Finding, developing, and retaining top talent is a top-priority challenge for companies. In a recent study, 83% of HR professionals said they had difficulty finding suitable candidates for roles in the past 12 months.
Skills as a key management focus has been garnering a lot of headlines, as business leaders address the realities of a rapidly changing marketplace. A recent Deloitte survey of 1,200 business executives across the globe revealed that 90% of business executives worldwide are actively experimenting with skills-based approaches across a wide range of workforce practices. The vast majority of those executives indicate that skills are important for the way they define work, deploy talent, manage careers, and value employees.
The heart of a skills-based people strategy
A skills-based people strategy places capabilities at the forefront of talent management. Instead of solely relying on traditional job titles or academic qualifications, leaders identify and nurture individual skills that align with organizational goals. By emphasizing skills, organizations can optimize talent allocation, develop robust learning and development programs, and create a culture of continuous improvement.
Leading companies recognize that people bring a diverse range of talents and experiences to the table which can contribute to the overall success of a company. They seek out hidden sources of talent within their organization to address emerging needs.
Home is where the skill is
Rather than exclusively bringing in skills from the outside, giving existing employees the first shot at learning and applying new skills creates an atmosphere of personal growth and opportunity. Recent trends indicate that people increasingly tend to stay in their jobs due to a variety of factors, including a dramatic drop in job postings and a decline in pay growth. This creates an ideal opportunity to create new development opportunities for existing employees.

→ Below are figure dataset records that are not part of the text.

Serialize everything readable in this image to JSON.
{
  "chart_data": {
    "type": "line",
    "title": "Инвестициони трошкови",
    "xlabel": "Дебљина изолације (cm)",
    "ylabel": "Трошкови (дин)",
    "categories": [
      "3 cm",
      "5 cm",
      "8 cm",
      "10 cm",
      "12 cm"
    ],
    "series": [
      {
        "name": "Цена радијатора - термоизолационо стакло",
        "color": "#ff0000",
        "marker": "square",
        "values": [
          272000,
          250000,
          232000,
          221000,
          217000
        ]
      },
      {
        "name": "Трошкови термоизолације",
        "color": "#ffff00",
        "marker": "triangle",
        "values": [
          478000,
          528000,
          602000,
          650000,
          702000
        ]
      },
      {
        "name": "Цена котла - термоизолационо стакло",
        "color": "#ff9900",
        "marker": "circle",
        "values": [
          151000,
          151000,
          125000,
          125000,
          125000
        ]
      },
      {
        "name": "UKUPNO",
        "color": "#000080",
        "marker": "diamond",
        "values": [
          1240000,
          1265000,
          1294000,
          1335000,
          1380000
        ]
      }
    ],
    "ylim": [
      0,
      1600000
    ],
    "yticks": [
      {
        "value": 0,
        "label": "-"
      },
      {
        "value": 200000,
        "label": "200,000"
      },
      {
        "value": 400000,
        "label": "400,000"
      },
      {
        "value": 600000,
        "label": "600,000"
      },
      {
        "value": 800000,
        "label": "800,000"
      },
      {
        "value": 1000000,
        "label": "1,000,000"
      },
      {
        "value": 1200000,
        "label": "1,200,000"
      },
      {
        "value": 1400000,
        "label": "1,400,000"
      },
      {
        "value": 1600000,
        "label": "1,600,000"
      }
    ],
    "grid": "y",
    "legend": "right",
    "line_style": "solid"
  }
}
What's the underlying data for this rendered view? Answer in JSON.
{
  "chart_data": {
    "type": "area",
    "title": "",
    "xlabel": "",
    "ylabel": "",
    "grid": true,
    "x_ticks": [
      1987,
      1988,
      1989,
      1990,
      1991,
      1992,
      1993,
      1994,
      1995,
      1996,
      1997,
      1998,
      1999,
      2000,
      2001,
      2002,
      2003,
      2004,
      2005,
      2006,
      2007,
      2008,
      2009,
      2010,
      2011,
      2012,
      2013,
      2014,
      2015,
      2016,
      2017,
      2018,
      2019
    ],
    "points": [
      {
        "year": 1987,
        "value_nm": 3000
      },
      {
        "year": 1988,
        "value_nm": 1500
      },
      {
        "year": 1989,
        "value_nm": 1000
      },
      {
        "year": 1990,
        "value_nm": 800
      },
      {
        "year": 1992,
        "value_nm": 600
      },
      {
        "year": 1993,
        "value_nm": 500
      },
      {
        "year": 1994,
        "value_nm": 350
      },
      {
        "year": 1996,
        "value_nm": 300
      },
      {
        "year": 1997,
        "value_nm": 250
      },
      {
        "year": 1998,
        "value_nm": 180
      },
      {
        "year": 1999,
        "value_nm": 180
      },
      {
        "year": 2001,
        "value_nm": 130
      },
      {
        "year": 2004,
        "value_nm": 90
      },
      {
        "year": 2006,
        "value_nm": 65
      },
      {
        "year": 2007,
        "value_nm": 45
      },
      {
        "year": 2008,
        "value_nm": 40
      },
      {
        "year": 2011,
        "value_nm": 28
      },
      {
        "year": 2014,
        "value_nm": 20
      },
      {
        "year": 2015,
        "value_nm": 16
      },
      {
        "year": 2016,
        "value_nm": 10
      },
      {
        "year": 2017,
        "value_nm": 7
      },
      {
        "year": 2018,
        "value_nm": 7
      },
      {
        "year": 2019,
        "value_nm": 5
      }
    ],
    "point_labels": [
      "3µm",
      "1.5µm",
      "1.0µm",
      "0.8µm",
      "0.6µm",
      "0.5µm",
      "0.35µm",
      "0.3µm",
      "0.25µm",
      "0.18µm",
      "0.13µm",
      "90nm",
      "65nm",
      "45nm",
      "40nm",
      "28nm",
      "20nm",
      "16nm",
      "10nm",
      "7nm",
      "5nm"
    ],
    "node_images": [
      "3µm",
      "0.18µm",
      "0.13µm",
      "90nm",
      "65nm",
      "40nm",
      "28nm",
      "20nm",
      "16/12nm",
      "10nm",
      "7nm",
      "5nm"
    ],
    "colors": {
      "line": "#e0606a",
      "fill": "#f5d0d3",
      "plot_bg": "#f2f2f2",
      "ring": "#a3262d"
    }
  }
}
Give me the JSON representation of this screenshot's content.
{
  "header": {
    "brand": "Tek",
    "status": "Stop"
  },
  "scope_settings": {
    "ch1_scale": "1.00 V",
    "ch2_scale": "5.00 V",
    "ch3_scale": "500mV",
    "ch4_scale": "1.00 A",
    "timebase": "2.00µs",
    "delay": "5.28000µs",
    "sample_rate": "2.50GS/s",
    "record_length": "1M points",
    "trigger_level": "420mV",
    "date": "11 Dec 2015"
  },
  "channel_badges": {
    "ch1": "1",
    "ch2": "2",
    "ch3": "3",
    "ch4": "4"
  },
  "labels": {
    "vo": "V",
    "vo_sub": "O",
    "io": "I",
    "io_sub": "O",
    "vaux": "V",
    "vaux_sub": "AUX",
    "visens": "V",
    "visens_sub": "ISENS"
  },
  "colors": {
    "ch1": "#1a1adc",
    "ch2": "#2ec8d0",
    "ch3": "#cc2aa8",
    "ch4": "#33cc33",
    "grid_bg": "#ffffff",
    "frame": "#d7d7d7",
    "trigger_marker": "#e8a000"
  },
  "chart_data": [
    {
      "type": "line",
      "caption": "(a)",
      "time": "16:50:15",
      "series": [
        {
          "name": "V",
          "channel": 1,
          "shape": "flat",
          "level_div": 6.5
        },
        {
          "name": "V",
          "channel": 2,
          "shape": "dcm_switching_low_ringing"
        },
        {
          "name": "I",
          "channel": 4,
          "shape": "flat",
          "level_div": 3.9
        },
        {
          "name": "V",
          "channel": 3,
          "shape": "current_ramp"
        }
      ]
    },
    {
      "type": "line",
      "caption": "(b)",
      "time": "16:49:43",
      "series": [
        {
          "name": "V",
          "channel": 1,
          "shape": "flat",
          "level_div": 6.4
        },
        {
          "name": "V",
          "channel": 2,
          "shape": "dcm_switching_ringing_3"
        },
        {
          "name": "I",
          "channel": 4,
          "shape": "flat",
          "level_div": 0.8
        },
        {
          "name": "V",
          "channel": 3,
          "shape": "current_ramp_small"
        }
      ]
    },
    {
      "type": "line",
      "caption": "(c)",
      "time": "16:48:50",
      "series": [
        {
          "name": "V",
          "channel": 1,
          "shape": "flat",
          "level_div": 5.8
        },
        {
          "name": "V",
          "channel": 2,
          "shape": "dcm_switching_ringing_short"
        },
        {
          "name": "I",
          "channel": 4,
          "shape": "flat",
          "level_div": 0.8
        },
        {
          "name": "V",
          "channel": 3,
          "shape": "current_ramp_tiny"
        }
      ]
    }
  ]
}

Reskilling and reimagining jobs can ward off complacency among workers and inject excitement that aligns with the company’s mission and purpose. The more business leaders can identify what each employee’s most-satisfying skills are, the better they will match the right people with the opportunity to develop skills needed for the business to succeed.
This also provides opportunities for individuals to serve in a variety of roles that may be new and energizing for them. As teams are assembled to innovate and solve new challenges, ensuring that team members have complementary values and needs is ideal to generate optimal results. According to Josh Bersin, “By unleashing the power of the human spirit, companies can go faster and farther than ever expected. “
Context is decisive
While the debate rages on about the right mix of in-person, hybrid, and remote work, flexible policies that cater to the work styles of people and teams taking on important skill-building work can make all the difference. Josh Bersin recommends an emphasis on culture over rules: “The credo of every leader should center on respect, flexibility, and fairness rather than inflexible processes and hard-and-fast rules.”
Creating the right balance of structure and autonomy, fun and focus, quiet and commotion for a team can make all the difference in creating an environment conducive to self-expression, learning, and productivity. Even the process of experimenting with different contextual factors and giving team members a say in decisions can elevate the sense of commitment and purpose of a group.